Thieves are also attracted to a vehicle's cargo. The Ford F-250 and F-350 SuperCrew pickups have open beds that may include expensive equipment or tools that are just as appealing to thieves as the truck itself. The average loss payment claim for these vehicles are among the highest ($19,250 and $20,138, respectively), which may also include claims for whatever equipment or cargo these trucks may have been holding at the time they were stolen.
Cadillac recognizes that the appeal to thieves "is an unfortunate side effect of the desirability" of the Escalade, but says it is doing its part to make the vehicle harder to steal, according to a Cadillac spokesperson. For the 2009 model year, Cadillac added a theft-deterrent feature through General Motors' OnStar communication system. When an Escalade or Hummer is reported stolen, OnStar will remotely shut off the vehicle's power, making it virtually impossible for anyone to drive it.
But reporting a vehicle stolen needs to happen quickly, since a thief wants to offload it quickly--either whole or as parts.
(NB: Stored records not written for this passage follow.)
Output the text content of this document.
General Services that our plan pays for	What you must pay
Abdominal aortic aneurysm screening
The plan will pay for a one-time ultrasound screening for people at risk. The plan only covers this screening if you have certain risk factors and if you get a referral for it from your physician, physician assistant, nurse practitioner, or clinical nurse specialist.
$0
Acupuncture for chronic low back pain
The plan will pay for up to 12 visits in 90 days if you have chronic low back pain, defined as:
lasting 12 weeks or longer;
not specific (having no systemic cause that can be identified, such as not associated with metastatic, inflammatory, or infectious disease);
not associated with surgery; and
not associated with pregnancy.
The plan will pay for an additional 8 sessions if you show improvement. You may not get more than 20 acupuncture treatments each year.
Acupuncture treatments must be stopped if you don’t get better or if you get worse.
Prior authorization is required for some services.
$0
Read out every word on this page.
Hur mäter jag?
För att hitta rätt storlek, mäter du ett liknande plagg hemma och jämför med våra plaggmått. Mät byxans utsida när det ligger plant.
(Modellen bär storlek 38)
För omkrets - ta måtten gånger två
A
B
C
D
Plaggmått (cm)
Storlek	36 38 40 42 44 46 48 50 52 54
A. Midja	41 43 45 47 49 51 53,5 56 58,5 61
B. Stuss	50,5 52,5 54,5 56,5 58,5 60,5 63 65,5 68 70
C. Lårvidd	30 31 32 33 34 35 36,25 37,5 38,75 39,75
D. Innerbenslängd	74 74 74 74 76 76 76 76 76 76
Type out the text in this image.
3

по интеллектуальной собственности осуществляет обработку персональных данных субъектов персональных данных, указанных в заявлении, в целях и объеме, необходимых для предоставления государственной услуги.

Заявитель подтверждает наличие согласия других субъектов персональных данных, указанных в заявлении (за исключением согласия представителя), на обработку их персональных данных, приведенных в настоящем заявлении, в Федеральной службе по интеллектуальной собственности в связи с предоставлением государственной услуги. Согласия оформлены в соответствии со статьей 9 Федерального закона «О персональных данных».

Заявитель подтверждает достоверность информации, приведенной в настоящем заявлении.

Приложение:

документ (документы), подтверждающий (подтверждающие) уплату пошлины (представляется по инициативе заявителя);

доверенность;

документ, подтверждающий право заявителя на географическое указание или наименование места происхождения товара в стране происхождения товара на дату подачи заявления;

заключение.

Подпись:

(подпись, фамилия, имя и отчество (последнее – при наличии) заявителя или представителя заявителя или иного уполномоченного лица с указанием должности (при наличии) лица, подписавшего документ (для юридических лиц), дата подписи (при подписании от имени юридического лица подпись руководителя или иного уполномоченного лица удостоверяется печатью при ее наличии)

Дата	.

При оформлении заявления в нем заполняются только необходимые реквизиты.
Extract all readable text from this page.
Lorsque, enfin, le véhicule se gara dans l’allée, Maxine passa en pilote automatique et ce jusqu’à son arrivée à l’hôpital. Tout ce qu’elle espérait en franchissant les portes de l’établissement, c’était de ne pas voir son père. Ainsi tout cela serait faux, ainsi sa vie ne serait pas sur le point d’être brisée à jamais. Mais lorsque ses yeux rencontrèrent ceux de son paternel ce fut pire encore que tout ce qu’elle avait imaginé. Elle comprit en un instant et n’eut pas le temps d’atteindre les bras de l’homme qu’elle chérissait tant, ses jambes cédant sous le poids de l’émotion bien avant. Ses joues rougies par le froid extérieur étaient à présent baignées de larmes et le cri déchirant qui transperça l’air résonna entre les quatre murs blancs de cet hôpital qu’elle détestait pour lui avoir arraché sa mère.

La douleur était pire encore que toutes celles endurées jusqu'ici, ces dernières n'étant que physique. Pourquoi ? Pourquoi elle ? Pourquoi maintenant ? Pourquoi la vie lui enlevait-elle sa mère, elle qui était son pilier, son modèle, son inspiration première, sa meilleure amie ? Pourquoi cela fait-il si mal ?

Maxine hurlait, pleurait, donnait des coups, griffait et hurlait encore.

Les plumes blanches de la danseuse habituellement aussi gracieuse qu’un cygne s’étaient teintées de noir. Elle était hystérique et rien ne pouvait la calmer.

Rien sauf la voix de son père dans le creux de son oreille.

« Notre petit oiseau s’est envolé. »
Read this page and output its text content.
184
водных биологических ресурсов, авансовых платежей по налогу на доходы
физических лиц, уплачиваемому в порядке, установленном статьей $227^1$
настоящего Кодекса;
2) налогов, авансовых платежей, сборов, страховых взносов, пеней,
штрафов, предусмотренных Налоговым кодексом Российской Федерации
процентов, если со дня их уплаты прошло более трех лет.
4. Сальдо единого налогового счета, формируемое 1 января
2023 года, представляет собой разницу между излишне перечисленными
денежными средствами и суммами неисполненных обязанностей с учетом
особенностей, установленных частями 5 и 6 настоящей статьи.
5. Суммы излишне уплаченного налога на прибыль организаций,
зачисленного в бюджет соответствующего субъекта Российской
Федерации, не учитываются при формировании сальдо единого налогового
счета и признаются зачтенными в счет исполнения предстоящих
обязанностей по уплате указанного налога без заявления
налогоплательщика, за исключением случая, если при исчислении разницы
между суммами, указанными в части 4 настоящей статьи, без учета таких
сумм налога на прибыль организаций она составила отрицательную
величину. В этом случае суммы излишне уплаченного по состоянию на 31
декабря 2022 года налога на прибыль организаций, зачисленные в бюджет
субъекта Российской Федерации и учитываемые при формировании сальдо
The Insurance Information Institute, a nonprofit organization, estimates a car is stolen every 24 minutes.
The best deterrent of all, however, is buying the kind of car that thieves tend not to steal, especially something like the Volvo V70 (the claim frequency is only 0.8 out of 1,000 per insured vehicle year). Nevertheless, if the V70 or any other car suddenly were to become attractive to thieves, auto experts say there is relatively little that a car owner can do to stop them. If professional thieves want a certain kind of car badly enough, they'll go to just about any lengths to get it.
"If a thief wants your car, they will load it on a flatbed," says Rader. They will either strip it for parts or head for coastal borders "where it will end up on a boat and be exported overseas."